In a notification uploaded on the frontpage of its website yesterday, it reminded students to pay the new fees by 24 June if they wanted to reserve their place at NLS (helpfully noting that only Rs 2.12 lakh would need to be payable by newcomer general category students after deducting the Rs 50,000 already paid to CLAT).

But NLS does good on IDIA scholarships at least

That said, NLS is also one of the few NLUs that provides generous full scholarships of tuition fees, including hostel and food costs, to students qualifying via the Increasing Diversity by Increasing Access (IDIA) initiative.

NUJS Kolkata provides a scholarship of only one component of tuition fees to IDIA scholars, NLU Delhi covers tuition fees and hostel fees (but not the mess), while HNLU Raipur covers the tuition costs of IDIA scholars.

Reservation still looms?

According to a report from September 2018 the Deccan Herald, the “state government [was] holding backroom talks with the National Law School of India University (NLSIU) to convince the premier institute to provide reservations for Kannadiga students, even as a Bill passed to this effect is still pending” (see our report from 2017 about the bill).

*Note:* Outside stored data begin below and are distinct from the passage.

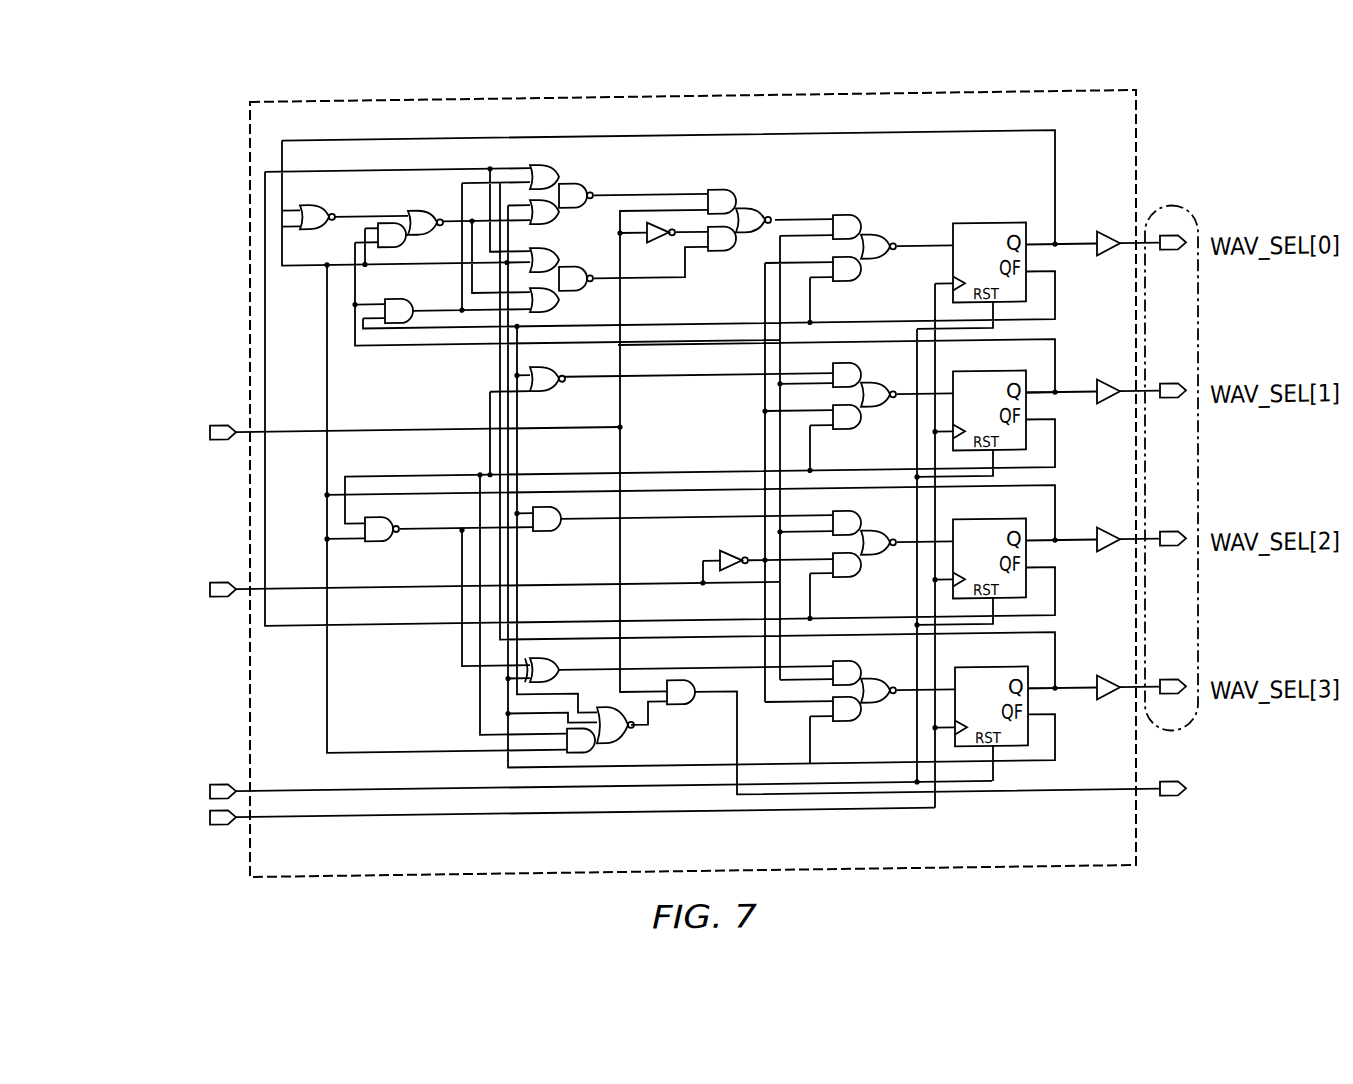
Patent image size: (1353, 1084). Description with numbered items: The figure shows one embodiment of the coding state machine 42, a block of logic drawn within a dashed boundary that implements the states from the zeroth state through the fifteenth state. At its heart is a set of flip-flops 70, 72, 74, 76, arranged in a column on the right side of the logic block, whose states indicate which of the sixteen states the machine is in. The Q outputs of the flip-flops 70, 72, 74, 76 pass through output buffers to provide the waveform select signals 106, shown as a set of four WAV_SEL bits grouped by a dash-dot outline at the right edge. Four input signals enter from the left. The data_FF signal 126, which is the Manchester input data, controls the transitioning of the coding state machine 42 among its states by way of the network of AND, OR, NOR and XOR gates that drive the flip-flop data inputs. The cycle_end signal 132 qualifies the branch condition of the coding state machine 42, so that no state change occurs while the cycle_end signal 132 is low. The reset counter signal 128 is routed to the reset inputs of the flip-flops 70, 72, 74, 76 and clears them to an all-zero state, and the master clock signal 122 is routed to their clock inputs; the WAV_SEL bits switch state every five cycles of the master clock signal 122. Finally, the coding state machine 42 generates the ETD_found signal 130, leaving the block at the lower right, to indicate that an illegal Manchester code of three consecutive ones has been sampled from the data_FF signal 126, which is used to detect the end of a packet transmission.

The coding state machine 42 is at (1136, 145).
The waveform select signals 106 is at (1190, 222).
The flip-flop 70 is at (992, 266).
The flip-flop 72 is at (992, 414).
The flip-flop 74 is at (992, 562).
The flip-flop 76 is at (994, 710).
The data_FF signal 126 is at (234, 425).
The cycle_end signal 132 is at (213, 600).
The reset counter signal 128 is at (209, 793).
The master clock signal 122 is at (301, 820).
The ETD_found signal 130 is at (1070, 801).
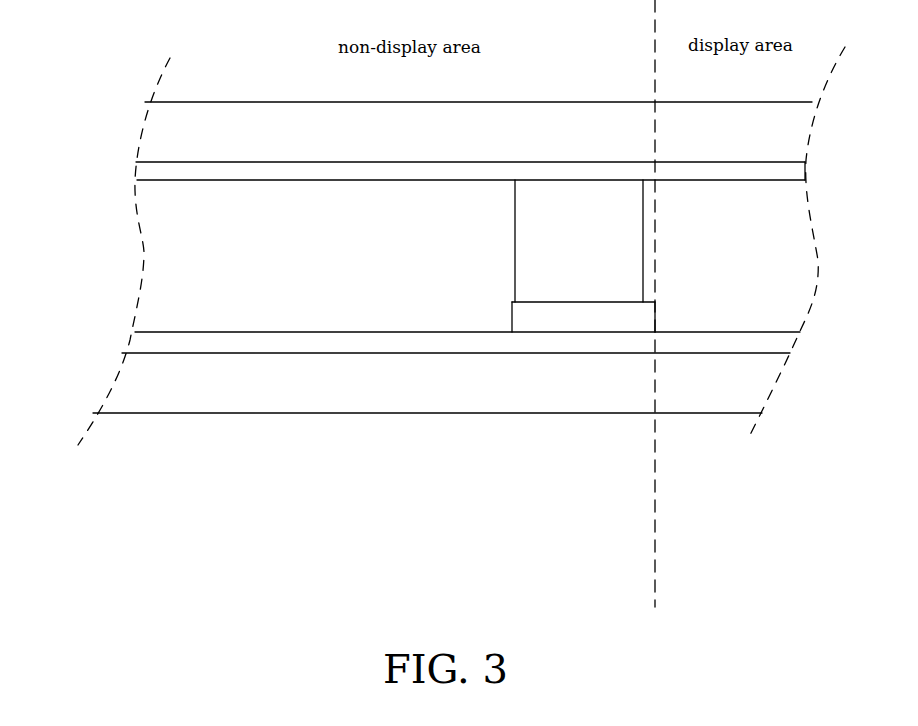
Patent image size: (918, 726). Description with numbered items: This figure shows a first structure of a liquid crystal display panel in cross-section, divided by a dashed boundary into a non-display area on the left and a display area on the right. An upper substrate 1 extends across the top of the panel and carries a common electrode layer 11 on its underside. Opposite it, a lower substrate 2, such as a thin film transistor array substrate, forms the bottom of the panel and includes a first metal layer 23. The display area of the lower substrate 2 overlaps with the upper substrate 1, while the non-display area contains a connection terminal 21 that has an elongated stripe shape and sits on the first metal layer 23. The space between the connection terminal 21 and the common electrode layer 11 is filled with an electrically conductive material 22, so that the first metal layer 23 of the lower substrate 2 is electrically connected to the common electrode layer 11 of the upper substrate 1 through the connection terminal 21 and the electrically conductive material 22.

The upper substrate 1 is at (157, 140).
The common electrode layer 11 is at (158, 175).
The lower substrate 2 is at (168, 404).
The first metal layer 23 is at (158, 347).
The electrically conductive material 22 is at (545, 248).
The connection terminal 21 is at (562, 322).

Karnataka law minister Krishna Byre Gowda had told the Herald that the government was discussing the plan with stakeholders, while a “source” said that the government has asked NLSIU to begin 18% reservations for SC/ST students under a 1990 state law, telling the Herald: “With this, we hope to convince the NLSIU to reserve at least one-third, if not 50%, of seats for Kannadigas. That way, we can ensure seats for both SC/ST and general students from Karnataka.”

Correction: We have no up-to-date information about the current status of reservation talks. We had cited a Deccan Herald story from last year above and regret any confusion caused.

Reservations at NLUs have become political hot topics recently, with NUJS facing a 30% domicile quota, and Nalsar Hyderabad’s VC having been summoned to face a tribunal over not implementing an 85% “son of soil” quota.